Some basic measures are taken: NixOS firewall is left turned on
(although some overly permissive rules may be in place),
Kubernetes uses ABAC and RBAC,
and TLS auth is used between the services.

## Trying it out

### Prerequisites

* Nix (only tested on NixOS, might work on other Linux distros).
* Libvirtd running.
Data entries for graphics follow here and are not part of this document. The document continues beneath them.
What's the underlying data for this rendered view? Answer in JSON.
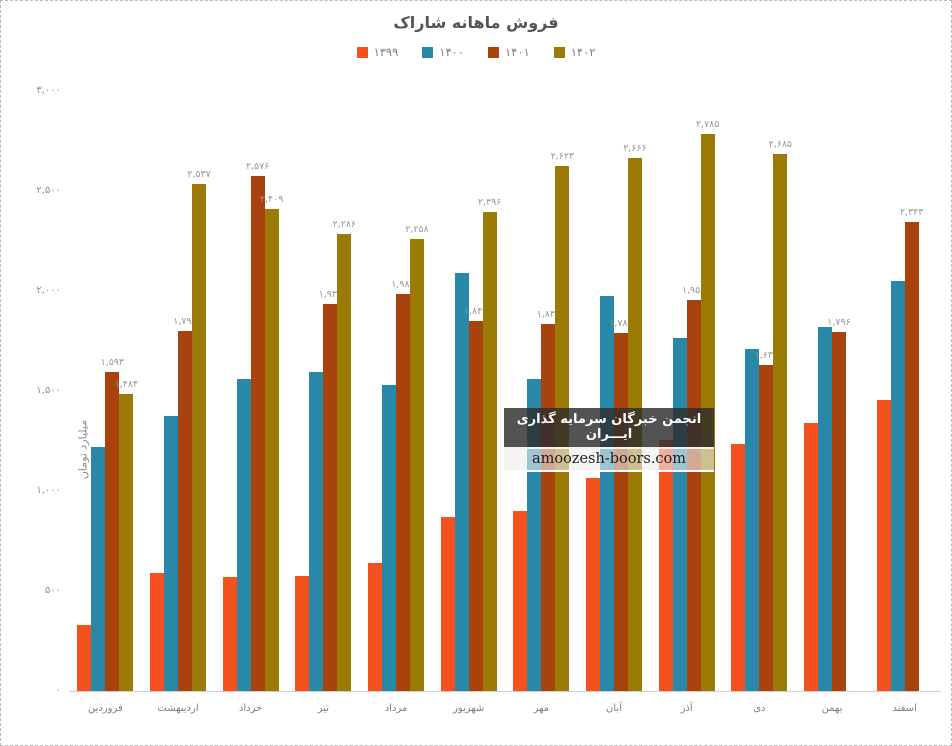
{
  "title": "فروش ماهانه شاراک",
  "watermark": {
    "line1": "انجمن خبرگان سرمایه گذاری ایـــران",
    "line2": "amoozesh-boors.com"
  },
  "chart_data": {
    "type": "bar",
    "title": "فروش ماهانه شاراک",
    "xlabel": "",
    "ylabel": "میلیارد تومان",
    "ylim": [
      0,
      3000
    ],
    "grid": false,
    "legend_position": "top-center",
    "categories": [
      "فروردین",
      "اردیبهشت",
      "خرداد",
      "تیر",
      "مرداد",
      "شهریور",
      "مهر",
      "آبان",
      "آذر",
      "دی",
      "بهمن",
      "اسفند"
    ],
    "y_ticks": [
      {
        "value": 3000,
        "label": "۳,۰۰۰"
      },
      {
        "value": 2500,
        "label": "۲,۵۰۰"
      },
      {
        "value": 2000,
        "label": "۲,۰۰۰"
      },
      {
        "value": 1500,
        "label": "۱,۵۰۰"
      },
      {
        "value": 1000,
        "label": "۱,۰۰۰"
      },
      {
        "value": 500,
        "label": "۵۰۰"
      },
      {
        "value": 0,
        "label": "۰"
      }
    ],
    "series": [
      {
        "name": "۱۳۹۹",
        "color": "#F4511E",
        "values": [
          330,
          590,
          570,
          575,
          640,
          870,
          900,
          1065,
          1255,
          1235,
          1340,
          1455
        ],
        "labels": [
          null,
          null,
          null,
          null,
          null,
          null,
          null,
          null,
          null,
          null,
          null,
          null
        ]
      },
      {
        "name": "۱۴۰۰",
        "color": "#2987A8",
        "values": [
          1220,
          1375,
          1560,
          1595,
          1530,
          2090,
          1560,
          1975,
          1765,
          1710,
          1820,
          2050
        ],
        "labels": [
          null,
          null,
          null,
          null,
          null,
          null,
          null,
          null,
          null,
          null,
          null,
          null
        ]
      },
      {
        "name": "۱۴۰۱",
        "color": "#A8430D",
        "values": [
          1593,
          1798,
          2576,
          1937,
          1987,
          1849,
          1837,
          1789,
          1955,
          1631,
          1796,
          2343
        ],
        "labels": [
          "۱,۵۹۳",
          "۱,۷۹۸",
          "۲,۵۷۶",
          "۱,۹۳۷",
          "۱,۹۸۷",
          "۱,۸۴۹",
          "۱,۸۳۷",
          "۱,۷۸۹",
          "۱,۹۵۵",
          "۱,۶۳۱",
          "۱,۷۹۶",
          "۲,۳۴۳"
        ]
      },
      {
        "name": "۱۴۰۲",
        "color": "#9C7A06",
        "values": [
          1484,
          2537,
          2409,
          2286,
          2258,
          2396,
          2623,
          2666,
          2785,
          2685,
          null,
          null
        ],
        "labels": [
          "۱,۴۸۴",
          "۲,۵۳۷",
          "۲,۴۰۹",
          "۲,۲۸۶",
          "۲,۲۵۸",
          "۲,۳۹۶",
          "۲,۶۲۳",
          "۲,۶۶۶",
          "۲,۷۸۵",
          "۲,۶۸۵",
          null,
          null
        ]
      }
    ]
  }
}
For NixOS, put this in your config:
```nix
{
virtualisation.libvirtd.enable = true;
users.users."yourname".extraGroups = [ "libvirtd" ];
}
```
* At least 6 GB of available RAM.
* At least 15 GB of available disk space.
* `10.240.0.0/24` IPv4 subnet available (as in, not used for your home network or similar).
This is used by the "physical" network of the VMs.

### Running

```console
$ nix-shell
$ make-boot-image # Build the base NixOS image to boot VMs from
$ ter init # Initialize terraform modules
$ ter apply # Create the virtual machines
$ make-certs # Generate TLS certificates for Kubernetes, etcd, and other daemons.
$ colmena apply # Deploy to your cluster
```

Most of the steps can take several minutes each when running for the first time.

### Verifying

```console
$ ./check.sh # Prints out diagnostic information about the cluster and tries to run a simple pod.
$ k run --image nginx nginx # Run a simple pod. `k` is an alias of `kubectl` that uses the generated admin credentials.
```

### Modifying

The number of servers of each role can be changed by editing `terraform.tfvars`
and issuing the following commands afterwards:

```console
$ ter apply # Spin up or spin down machines
$ make-certs # Regenerate the certs, as they are tied to machine IPs/hostnames
$ colmena apply # Redeploy
```

### Destroying

```console
$ ter destroy # Destroy the virtual machines
$ rm boot/image # Destroy the base image
```

### Tips and tricks

* After creating and destroying the cluster many times, your `.ssh/known_hosts`
will get polluted with many entries with the virtual machine IPs.
Due to this, you are likely to run into a "host key mismatch" errors while deploying.
I use `:g/^10.240.0./d` in Vim to clean it up.
You can probably do the same with `sed` or similar software of your choice.

## Contributing

Contributions are welcome, although I might reject any that conflict with the project goals.
See [TODOs](https://github.com/justinas/nixos-ha-kubernetes/search?q=TODO) in the repo
for some rough edges you could work on.

Make sure the `ci-lint` script succeeds.
Make sure the `check.sh` script succeeds after a deploying a fresh cluster.

## Acknowledgements

Both [Kubernetes The Hard Way](https://github.com/kelseyhightower/kubernetes-the-hard-way)
and [Kubernetes The Hard Way on Bare Metal](https://github.com/Praqma/LearnKubernetes/blob/master/kamran/Kubernetes-The-Hard-Way-on-BareMetal.md)
helped me immensely in this project.